Production & Scale/Data Engineering for AI
Advanced15 min

Data Quality for AI Systems

Data quality investment pays off at scale — but only if you know when to invest, what failure class you are fighting, and how to build gates that block bad documents rather than just logging them. This article gives you a decision framework, a failure taxonomy grounded in observable symptoms, ingestion contracts, layered deduplication (syntactic and semantic), LLM-as-judge scoring with real cost math, and CI/CD quality gates.

Quick Reference

  • Invest in quality pipelines only when you have retrieval failures in production traces — below 500 docs or with a single reliable source, ingestion contracts alone are sufficient
  • Five observable failure classes: stale content, near-duplicates, contradictions, incomplete docs, and format corruption — each has distinct symptoms and detection methods
  • Ingestion contracts: every document needs a stable_id, source_uri, content_hash, last_modified, and content_type before it enters the pipeline
  • Layer dedup: MinHash LSH (Jaccard threshold=0.85) for syntactic similarity, then embedding cosine similarity on candidates for semantic duplicates
  • Structural pre-filter is free and catches 60-80% of bad documents — run it before LLM-as-judge to control cost
  • LLM-as-judge evaluates factual consistency, completeness, and currency that heuristics cannot detect — with claude-haiku-4-5-20251001 at $1/MTok in and $5/MTok out, scoring a 500-token document costs ~$0.001
  • Freshness SLAs are domain-specific — calibrate by measuring how often your source data actually changes, not by guessing
  • Quality gates in CI should block ingestion, not just warn — a clear 'I don't know' from a coverage gap is better than a confidently wrong answer from bad data

When Data Quality Work Pays Off (and When It Doesn't)

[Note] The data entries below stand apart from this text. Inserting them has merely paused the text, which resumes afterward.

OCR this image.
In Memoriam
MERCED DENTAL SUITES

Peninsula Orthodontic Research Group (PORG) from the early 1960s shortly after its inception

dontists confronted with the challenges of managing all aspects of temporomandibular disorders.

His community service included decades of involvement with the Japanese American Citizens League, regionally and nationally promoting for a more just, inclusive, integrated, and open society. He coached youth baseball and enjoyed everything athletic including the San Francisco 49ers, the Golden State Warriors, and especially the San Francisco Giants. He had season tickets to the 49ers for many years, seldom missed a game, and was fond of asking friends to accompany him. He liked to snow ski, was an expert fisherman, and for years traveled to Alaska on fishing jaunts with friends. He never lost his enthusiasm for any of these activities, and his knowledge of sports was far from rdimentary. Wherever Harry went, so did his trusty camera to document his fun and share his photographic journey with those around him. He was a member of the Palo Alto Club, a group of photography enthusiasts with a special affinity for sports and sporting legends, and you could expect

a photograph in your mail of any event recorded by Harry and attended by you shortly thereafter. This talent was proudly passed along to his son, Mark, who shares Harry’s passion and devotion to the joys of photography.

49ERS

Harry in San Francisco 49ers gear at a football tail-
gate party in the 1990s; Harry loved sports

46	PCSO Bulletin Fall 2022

NoYesNoYesDo you have retrieval failuresin production traces?Defer quality pipelinesfix retrieval & prompts first> 500 docs frommultiple sources?Contracts onlyfreshness SLAs + gap detectionFull pipelinecontracts → dedup → score → gates

fix retrieval before investing in ingestion-side quality work

Data quality pipelines are not free — they add latency to ingestion, consume compute, and require maintenance as your source schemas evolve. Before you build them, you need a production signal that justifies the investment. The clearest signal: retrieval failures showing up in traces. If your agent retrieves stale content, returns redundant chunks, or consistently says 'I don't have enough information', the root cause is almost always in the data — but before you build quality infrastructure, confirm it is not a retrieval or prompt problem first.

Don't quality-engineer a prototype

Teams often build MinHash deduplication pipelines and freshness trackers before their knowledge base has 200 documents. The ROI is negative. At small scale, manually curating documents is faster and more effective than automated pipelines. Start with ingestion contracts (catch missing metadata), then add quality gates only when you see retrieval failures at scale.

Trigger SignalRecommended ActionWhen to Add the Next Layer
Agents say 'I don't have enough information' on known topicsCoverage gap analysis from query logsWhen gap reports stop driving content creation
Same question gets different answers on different sessionsContradiction detection via LLM-as-judgeWhen contradictions persist after manual dedup pass
Retriever returns obviously outdated facts with high scoreFreshness SLAs + auto-deprecationWhen stale docs represent > 10% of retrieved context
Corpus > 1K docs from multiple authors or systemsMinHash deduplication before chunkingWhen semantic duplicates appear after syntactic dedup
Ingestion from PDFs, wikis, or scraped sourcesStructural pre-filter at ingestion gateWhen pre-filter false-positive rate drops below 5%
Real project

A platform team spent three weeks building a MinHash deduplication pipeline for a 150-document internal knowledge base. In the same sprint, they could have manually reviewed and cleaned all 150 documents twice. The pipeline was correct — it just was not the right investment at that scale. They eventually used it when the corpus grew to 8,000 documents from four different Confluence spaces. The lesson: build quality infrastructure in response to production failure signals, not in anticipation of them.